The epogenitor of the family name of Al-Zoubi is Ali Nour Al-Din Al Kilani, who was titled Al-Zoubi who lived in 16th century Ottoman Syria and Northern Jordan.

Lineage from Ali to Abdul Qadir 
Ali Nour Al-Din is a 16th generation descendent of Abdul Qadir Al Gilani through his son Abdul Aziz. Abdul Qadir's father, Musa III bin Abdullah, is a descendant of Muhammad's grandson Caliph Hasan, while Abdul Qadir's mother, Fatima Bint Abdullah Al Soma'ai Al-Husseini, is a descendent of the Muhammad from his grandson Hussein which makes him Ali Nour Al-Din a 29th generation descendent of The Prophet Muhammad through both Al-Hasan and Al-Hussein.

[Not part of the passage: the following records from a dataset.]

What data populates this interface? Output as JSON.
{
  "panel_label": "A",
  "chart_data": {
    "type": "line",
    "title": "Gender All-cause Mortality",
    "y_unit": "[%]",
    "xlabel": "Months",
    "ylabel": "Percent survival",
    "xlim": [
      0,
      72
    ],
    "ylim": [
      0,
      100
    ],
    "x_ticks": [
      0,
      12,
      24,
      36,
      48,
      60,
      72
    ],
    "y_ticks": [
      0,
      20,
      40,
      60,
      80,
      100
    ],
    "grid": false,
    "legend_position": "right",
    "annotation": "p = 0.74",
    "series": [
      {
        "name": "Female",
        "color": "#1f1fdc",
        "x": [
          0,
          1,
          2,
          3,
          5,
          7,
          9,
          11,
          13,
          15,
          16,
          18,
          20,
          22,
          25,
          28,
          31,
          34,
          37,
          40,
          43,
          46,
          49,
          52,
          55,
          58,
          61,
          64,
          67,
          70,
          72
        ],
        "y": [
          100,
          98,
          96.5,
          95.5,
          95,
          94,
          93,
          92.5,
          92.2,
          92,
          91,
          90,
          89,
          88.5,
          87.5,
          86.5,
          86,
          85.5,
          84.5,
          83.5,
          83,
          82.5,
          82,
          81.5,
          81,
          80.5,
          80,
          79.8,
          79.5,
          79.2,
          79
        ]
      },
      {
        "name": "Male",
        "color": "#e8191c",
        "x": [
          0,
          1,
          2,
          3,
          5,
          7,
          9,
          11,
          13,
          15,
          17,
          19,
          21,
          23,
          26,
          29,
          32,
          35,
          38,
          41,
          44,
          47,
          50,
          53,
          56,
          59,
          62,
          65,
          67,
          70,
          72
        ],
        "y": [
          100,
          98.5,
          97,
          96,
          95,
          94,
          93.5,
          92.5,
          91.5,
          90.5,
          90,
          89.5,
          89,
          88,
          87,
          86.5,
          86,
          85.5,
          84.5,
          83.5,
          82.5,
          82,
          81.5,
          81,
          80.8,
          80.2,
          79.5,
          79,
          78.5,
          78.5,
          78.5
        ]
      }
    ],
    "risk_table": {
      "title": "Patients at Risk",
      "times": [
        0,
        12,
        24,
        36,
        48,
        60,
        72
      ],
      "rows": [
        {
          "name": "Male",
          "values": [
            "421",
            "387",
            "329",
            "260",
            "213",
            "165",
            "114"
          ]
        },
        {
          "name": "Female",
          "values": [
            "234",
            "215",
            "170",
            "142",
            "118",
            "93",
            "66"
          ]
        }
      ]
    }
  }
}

Ali's patrilineal lineage to Abdul Qadir is :

Ali Nour Al-Din Al-Zoubi bin Mohammad Shihab Al-Din bin Ya'qoub bin Abu Bakr bin Ali Nour Al-Din bin Zaid Al Abidin Mohammad bin Ahmad Abi Al Baqa' bin Mohammad Shams Al-Din bin Musa Sharaf Al-Din bin Mohammad Shams Al-Din bin Ali Nour Al-Din bin Al Hussein Iz' Al-Din bin Mohammad Al-Akhal bin Hussam Al-Din Sharsheeq bin Mohammad Al-Hattak bin Abdul Aziz bin Abdul Qadir Al Gilani.

Notable Members 
Notable members of the Al-Zoubi family include:
 H.E Mahmoud Al-Zoubi (1935–2000), Prime Minister of Syria from 1987 to 2000
H.E Ghaleb Al-Zoubi, Minister of interior in Jordan, 2017
 H.E Khaled Al-Zoubi, Minister of State for Parliamentary and Legal Affairs in Jordan, 1998
 H.E Muwaffaq Al-Zoubi, Minister of Tourism and Anqituities in Jordan, 1979
 H.E Abdullah Raja Al-Zoubi (born 1932), United Nations Interregional Advisor.
 H.E Akef Al-Zoubi, Minister of Agriculture in Jordan and currently acting Senator, 2005 and 2020
 H.E Hatim Al-Zoubi, Minister of Economy, Minister of Finance, Acting Minister of Foreign Affairs in Jordan, 1965-1969
 H.E Fawaz Hatim Al-Zoubi, Minister of Communications and Information Technology in Jordan, 2003
 H.E Sharif Ali Al-Zoubi, Minister of Industry and Trade in Jordan and Minister of Justice and Senator, 2005 and 2006
 Bashar al-Zoubi, Commander-in-Chief of the Free Syrian Army
 Walid Al Zoubi, Chairman of Tiger Group UAE, Philanthropist
 Amer Walid Al Zoubi, CEO of Tiger Group UAE
 Fadel El-Zoubi (born 1957), Jordanian, United Nations (FAO) Representative
 Abd el-Aziz el-Zoubi (1926–1974), Palestinian politician
 Abdel Rahman Zuabi (1932–2014), Palestinian judge
 Ahmad Hasan Al Zoubi (born 1975), Jordanian columnist, playwright and satirist
 Nadia Al-Zoubi (born 1983), Jordanian actress, influencer, and TV presenter.
 Omran al-Zoubi (born 1959), Syrian ministers of information
 Seif el-Din el-Zoubi (1913–1986), Palestinian politician
 Mohamed abdul Mawla Al-Zoubi (born 1940), chief editor of El Sayde news paper and international journalist
 Dr. Abdel Karim Al-Zoubi (1922–2009), Director of Health ministry, Deraa Province.